Alzheimer’s disease has long been associated with the harmful
proteins amyloid beta and tau. They clump up in the brain, disrupting
neurons and causing memory loss and other symptoms. Researchers at
Temple University’s Lewis Katz School of Medicine say they’ve found a
new way to prevent amyloid beta and tau from building up in the brain.
The Temple team invented a drug that helps brain cells recognize
defective proteins so they can stabilize or remove them altogether
before they form toxic clumps. In mouse models of Alzheimer’s, animals
who received the drug prior to developing symptoms experienced decreases
in tau tangles and amyloid plaques, the researchers
reported in the journal Molecular Neurodegeneration.
The researchers refer to their drug as a “chaperone,” because it’s
designed to boost levels of a molecule that’s key to cells’ ability to
sort and move proteins. That molecule, VPS35, separates dysfunctional
proteins and moves them out of cellular compartments called endosomes so
they can be discarded.
Previous research from Temple revealed that levels of VPS35 fall in
Alzheimer’s disease. They linked that decline with the formation of tau
tangles inside of neurons and amyloid plaques outside of them.
The drug chaperone, dubbed TPT-172, replenished levels of VPS35 in
the mouse models. That restored the functioning of synapses, which are
the places neurons connect and share information. The mice treated with
the drug showed improvements in memory and behavior as compared to
animals that were also destined to develop Alzheimer’s but were given no
treatment. The researchers reported that the Alzheimer’s models that
received TPT-172 behaved like normal, wild mice.
Drugs targeting amyloid in Alzheimer’s have so far proven
disappointing, but combating toxic brain plaques is still an approach
several biotechs are pursuing. Among them is T3D Therapeutics, which
raised $15 million in a series B round late last year to develop a drug
that addresses protein misfolding in the brain by correcting improper
glucose and fat metabolism.
In December, Biogen
paid
$45 million to license an antisense treatment from Ionis that’s
designed to reduce the production of tau protein. That drug is currently
in phase 1 testing.
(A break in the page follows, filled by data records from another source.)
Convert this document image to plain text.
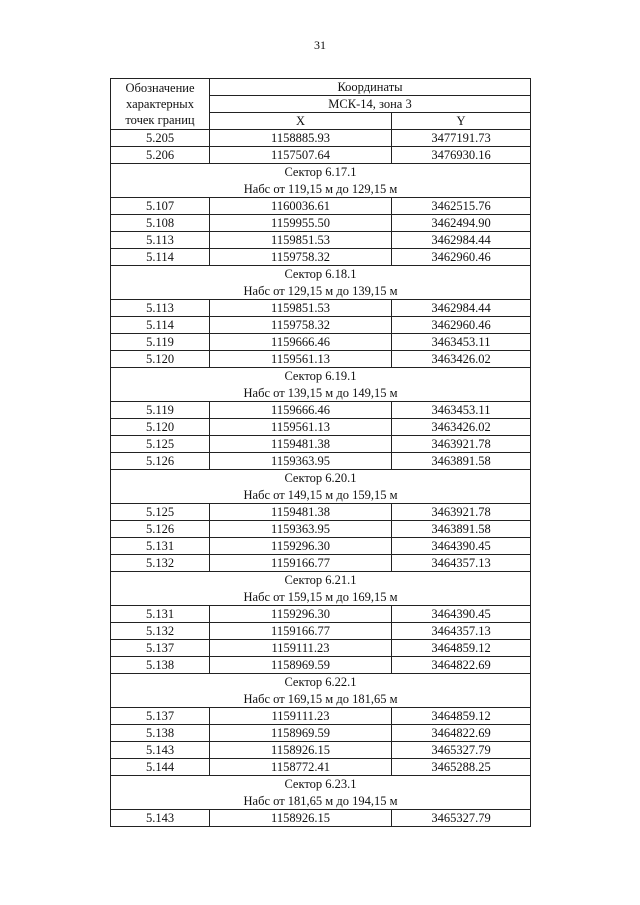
31
Обозначение
характерных
точек границ	Координаты	
	МСК-14, зона 3	
	X	Y
5.205	1158885.93	3477191.73
5.206	1157507.64	3476930.16

Сектор 6.17.1
Набс от 119,15 м до 129,15 м		

5.107	1160036.61	3462515.76
5.108	1159955.50	3462494.90
5.113	1159851.53	3462984.44
5.114	1159758.32	3462960.46

Сектор 6.18.1
Набс от 129,15 м до 139,15 м		

5.113	1159851.53	3462984.44
5.114	1159758.32	3462960.46
5.119	1159666.46	3463453.11
5.120	1159561.13	3463426.02

Сектор 6.19.1
Набс от 139,15 м до 149,15 м		

5.119	1159666.46	3463453.11
5.120	1159561.13	3463426.02
5.125	1159481.38	3463921.78
5.126	1159363.95	3463891.58

Сектор 6.20.1
Набс от 149,15 м до 159,15 м		

5.125	1159481.38	3463921.78
5.126	1159363.95	3463891.58
5.131	1159296.30	3464390.45
5.132	1159166.77	3464357.13

Сектор 6.21.1
Набс от 159,15 м до 169,15 м		

5.131	1159296.30	3464390.45
5.132	1159166.77	3464357.13
5.137	1159111.23	3464859.12
5.138	1158969.59	3464822.69

Сектор 6.22.1
Набс от 169,15 м до 181,65 м		

5.137	1159111.23	3464859.12
5.138	1158969.59	3464822.69
5.143	1158926.15	3465327.79
5.144	1158772.41	3465288.25

Сектор 6.23.1
Набс от 181,65 м до 194,15 м		

5.143	1158926.15	3465327.79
And Biogen hasn’t given up on its amyloid-targeted
drug aducanumab, even though an initial analysis of the phase 3 program
questioned whether it would ultimately succeed.
Unlike other investigational therapies that are designed to block
proteins, TPT-172 targets a cellular mechanism, which could help limit
the potential side effects, argued Domenico Praticò, M.D., professor and
director of Temple’s Alzheimer’s Center, in a
statement. That adds “to the appeal of pursuing pharmacological chaperone drugs as novel Alzheimer’s treatments,” he said.
The next step for Praticò’s team is to test TPT-17 in older mice.
“Because our most recent investigation was a preventative study, we want
to know now whether this therapy could also work as a treatment for
patients already diagnosed with Alzheimer’s disease,” he said.